İnsanın içinden güzel bir erguvan gölgesi bulup altına uzanmak, rüzgâr kuvvetlice eserse mor yağmura tutulmak, o yağmurun altında bir de şiir yazmak gelir. Yazamazsa da, Orhan Veli’nin ve nice şairlerin İstanbul şiirleri geçer aklından...

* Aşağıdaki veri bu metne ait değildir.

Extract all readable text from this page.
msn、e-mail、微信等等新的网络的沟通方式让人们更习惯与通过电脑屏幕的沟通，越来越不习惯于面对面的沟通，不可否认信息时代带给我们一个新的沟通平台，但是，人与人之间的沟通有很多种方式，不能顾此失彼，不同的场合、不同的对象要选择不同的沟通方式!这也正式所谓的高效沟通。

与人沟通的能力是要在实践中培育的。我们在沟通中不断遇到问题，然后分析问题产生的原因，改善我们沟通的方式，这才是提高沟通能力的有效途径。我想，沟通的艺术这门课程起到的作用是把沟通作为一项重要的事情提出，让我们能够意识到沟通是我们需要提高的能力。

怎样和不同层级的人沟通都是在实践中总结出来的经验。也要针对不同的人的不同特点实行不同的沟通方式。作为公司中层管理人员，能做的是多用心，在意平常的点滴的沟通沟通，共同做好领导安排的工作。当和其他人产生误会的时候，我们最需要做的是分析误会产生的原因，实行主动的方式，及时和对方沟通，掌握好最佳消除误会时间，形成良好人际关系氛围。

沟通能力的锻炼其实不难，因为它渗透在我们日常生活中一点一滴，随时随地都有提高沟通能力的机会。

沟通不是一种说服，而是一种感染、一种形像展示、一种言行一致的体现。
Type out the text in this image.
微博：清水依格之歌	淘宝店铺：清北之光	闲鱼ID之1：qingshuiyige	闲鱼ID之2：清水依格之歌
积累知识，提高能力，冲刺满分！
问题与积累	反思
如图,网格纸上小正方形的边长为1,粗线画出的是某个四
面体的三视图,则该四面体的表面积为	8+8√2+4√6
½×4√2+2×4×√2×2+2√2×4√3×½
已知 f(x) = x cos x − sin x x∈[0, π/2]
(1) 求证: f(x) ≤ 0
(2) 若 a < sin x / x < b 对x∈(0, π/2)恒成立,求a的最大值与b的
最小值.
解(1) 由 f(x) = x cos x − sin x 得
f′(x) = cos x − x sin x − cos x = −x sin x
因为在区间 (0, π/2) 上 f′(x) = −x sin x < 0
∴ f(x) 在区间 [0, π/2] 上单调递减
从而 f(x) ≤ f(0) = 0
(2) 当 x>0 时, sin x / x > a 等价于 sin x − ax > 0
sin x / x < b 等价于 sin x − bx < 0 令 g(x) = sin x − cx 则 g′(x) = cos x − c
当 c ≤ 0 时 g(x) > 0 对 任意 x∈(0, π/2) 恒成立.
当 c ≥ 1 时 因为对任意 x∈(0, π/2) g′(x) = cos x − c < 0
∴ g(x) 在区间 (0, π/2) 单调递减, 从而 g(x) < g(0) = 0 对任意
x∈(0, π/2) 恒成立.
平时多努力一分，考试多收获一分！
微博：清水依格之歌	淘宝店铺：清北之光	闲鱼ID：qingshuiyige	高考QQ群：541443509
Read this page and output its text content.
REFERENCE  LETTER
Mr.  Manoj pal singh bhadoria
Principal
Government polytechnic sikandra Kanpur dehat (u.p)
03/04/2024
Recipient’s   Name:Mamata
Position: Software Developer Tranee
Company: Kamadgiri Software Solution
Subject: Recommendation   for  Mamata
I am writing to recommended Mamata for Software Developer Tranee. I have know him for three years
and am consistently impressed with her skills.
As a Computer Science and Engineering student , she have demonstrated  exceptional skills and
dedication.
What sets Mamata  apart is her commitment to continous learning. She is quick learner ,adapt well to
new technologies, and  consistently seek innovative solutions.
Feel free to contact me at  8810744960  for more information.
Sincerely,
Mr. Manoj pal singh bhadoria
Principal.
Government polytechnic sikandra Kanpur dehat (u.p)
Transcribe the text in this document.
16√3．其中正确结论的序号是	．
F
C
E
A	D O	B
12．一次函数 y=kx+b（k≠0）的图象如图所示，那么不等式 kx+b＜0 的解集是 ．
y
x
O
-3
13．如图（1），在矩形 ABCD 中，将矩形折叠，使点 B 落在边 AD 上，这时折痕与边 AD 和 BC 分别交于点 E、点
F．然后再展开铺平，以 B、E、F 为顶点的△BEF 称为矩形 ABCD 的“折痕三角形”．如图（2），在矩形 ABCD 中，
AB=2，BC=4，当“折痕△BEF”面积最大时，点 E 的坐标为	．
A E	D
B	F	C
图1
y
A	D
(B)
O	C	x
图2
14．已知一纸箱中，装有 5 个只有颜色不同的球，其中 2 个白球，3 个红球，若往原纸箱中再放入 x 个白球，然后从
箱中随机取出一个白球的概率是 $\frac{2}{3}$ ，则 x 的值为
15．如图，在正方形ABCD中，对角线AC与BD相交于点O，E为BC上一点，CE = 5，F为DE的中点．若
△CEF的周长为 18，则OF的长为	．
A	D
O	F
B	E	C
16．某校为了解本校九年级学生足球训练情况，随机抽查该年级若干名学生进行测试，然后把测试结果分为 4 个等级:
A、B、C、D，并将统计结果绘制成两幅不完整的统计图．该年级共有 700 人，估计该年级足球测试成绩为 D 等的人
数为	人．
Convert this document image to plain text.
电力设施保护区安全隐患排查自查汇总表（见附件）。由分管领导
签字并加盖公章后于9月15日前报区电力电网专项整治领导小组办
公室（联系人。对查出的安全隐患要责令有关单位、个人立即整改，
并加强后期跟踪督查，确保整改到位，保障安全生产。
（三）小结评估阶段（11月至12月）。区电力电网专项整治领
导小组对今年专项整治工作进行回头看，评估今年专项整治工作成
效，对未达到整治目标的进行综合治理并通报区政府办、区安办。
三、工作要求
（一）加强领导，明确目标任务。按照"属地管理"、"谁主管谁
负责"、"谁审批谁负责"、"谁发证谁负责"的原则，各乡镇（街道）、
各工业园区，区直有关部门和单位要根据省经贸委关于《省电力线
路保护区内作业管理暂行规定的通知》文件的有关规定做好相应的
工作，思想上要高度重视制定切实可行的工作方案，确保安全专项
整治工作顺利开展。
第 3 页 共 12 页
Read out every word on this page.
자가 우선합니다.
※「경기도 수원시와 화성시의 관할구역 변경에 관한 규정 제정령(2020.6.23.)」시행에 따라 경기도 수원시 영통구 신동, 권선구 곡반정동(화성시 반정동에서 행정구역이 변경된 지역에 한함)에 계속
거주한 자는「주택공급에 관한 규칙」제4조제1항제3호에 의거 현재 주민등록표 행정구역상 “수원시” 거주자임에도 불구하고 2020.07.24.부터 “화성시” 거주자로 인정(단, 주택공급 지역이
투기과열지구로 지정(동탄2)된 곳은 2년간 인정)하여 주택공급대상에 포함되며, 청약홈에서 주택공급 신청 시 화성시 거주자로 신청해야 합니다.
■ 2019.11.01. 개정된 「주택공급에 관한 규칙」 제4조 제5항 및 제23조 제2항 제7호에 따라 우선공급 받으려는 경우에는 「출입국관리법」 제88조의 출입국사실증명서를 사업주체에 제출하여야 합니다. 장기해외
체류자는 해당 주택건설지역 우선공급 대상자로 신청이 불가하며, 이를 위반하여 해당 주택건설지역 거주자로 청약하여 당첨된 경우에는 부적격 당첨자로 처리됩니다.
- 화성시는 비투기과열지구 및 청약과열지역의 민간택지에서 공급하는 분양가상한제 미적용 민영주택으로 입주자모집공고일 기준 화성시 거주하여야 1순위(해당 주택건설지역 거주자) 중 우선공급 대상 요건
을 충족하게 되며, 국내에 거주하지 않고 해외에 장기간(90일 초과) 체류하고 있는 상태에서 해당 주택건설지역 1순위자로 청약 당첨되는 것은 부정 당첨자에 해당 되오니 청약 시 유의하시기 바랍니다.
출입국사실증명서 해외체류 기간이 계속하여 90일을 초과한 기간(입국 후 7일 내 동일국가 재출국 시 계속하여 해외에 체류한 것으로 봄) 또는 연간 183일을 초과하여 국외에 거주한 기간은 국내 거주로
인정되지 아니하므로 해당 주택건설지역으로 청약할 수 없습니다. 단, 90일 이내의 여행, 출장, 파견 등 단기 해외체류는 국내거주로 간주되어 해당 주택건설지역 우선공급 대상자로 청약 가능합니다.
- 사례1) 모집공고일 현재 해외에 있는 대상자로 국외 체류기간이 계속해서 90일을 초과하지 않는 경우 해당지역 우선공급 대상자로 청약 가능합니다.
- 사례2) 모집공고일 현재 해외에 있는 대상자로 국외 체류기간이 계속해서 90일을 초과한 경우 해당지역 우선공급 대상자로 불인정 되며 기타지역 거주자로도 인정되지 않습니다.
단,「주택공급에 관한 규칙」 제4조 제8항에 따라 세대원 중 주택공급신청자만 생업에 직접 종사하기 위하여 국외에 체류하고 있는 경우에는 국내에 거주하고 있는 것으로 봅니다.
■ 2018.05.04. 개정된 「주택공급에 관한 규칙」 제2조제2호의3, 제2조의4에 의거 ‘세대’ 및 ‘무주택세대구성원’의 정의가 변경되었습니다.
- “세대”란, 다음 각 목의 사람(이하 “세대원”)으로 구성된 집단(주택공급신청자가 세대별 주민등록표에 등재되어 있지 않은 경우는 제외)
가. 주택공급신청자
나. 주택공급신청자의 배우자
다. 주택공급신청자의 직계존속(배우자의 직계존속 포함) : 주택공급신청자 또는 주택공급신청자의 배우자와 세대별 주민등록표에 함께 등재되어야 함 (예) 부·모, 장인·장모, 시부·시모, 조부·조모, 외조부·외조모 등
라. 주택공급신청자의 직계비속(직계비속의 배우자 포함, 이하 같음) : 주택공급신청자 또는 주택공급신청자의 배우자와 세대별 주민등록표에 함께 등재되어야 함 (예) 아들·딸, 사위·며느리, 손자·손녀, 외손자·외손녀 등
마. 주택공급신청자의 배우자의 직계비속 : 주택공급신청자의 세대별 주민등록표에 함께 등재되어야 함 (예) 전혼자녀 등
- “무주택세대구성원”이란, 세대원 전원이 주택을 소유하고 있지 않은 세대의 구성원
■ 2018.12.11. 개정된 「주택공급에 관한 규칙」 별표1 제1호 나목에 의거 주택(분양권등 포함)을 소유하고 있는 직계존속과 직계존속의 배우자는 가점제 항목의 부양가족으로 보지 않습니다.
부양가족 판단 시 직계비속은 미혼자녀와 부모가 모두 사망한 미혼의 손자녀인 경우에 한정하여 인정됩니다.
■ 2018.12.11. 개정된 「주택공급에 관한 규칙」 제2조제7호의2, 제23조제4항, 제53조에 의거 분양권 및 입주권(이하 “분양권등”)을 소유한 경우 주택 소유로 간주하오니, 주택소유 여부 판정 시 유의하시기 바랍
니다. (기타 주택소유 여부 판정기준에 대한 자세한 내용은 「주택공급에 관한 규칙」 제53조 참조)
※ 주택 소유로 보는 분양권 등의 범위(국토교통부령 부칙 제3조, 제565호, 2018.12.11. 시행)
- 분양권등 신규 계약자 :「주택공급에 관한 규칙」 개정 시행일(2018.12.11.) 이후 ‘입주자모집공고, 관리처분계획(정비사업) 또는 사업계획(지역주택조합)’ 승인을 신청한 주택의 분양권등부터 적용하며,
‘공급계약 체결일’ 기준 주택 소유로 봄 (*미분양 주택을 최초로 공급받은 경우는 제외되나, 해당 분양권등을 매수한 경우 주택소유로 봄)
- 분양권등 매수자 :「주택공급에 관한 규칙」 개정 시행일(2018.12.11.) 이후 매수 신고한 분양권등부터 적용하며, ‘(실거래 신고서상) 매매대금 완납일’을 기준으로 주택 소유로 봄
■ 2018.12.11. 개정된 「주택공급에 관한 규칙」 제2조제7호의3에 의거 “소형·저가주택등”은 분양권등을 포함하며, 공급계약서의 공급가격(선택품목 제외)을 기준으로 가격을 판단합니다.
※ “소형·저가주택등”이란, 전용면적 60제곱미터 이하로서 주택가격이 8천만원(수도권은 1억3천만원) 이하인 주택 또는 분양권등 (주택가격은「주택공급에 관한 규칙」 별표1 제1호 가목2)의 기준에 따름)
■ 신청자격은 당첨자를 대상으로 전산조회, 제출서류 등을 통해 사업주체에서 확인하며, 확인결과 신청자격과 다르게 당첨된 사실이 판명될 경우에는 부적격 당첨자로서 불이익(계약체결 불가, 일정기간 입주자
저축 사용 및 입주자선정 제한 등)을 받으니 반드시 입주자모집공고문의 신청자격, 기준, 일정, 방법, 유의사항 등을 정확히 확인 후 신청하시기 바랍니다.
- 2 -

Dallı budaklı kara kuru bir ağaç, sihirli değnek değmiş gibi silme erguvan kesmişse bir sabah, vakit girmiş demektir. Artık İstanbul için vakit, erguvan vaktidir. Beklemeye gelmez; çünkü gelişleri gibi gidişleri de ansızın olur erguvanların. Bir bakmışsınız varlar, bir bakmışsınız yerlerini yeşil yapraklara bırakmışlar. Ziya Osman Saba, “Düşünceli yürürken bir yol dönemecinde/Çıkacak önümüze beyaz dallarla bahar/Hatırlatacak bize şen çocukluğumuzu/Erguvanlı bir bahçe, mor salkımlı bir duvar” diye boşuna dememiş, zira erguvanlı baharlarda pek çok kimsenin
aklından çocukluğunun İstanbul'udur geçen.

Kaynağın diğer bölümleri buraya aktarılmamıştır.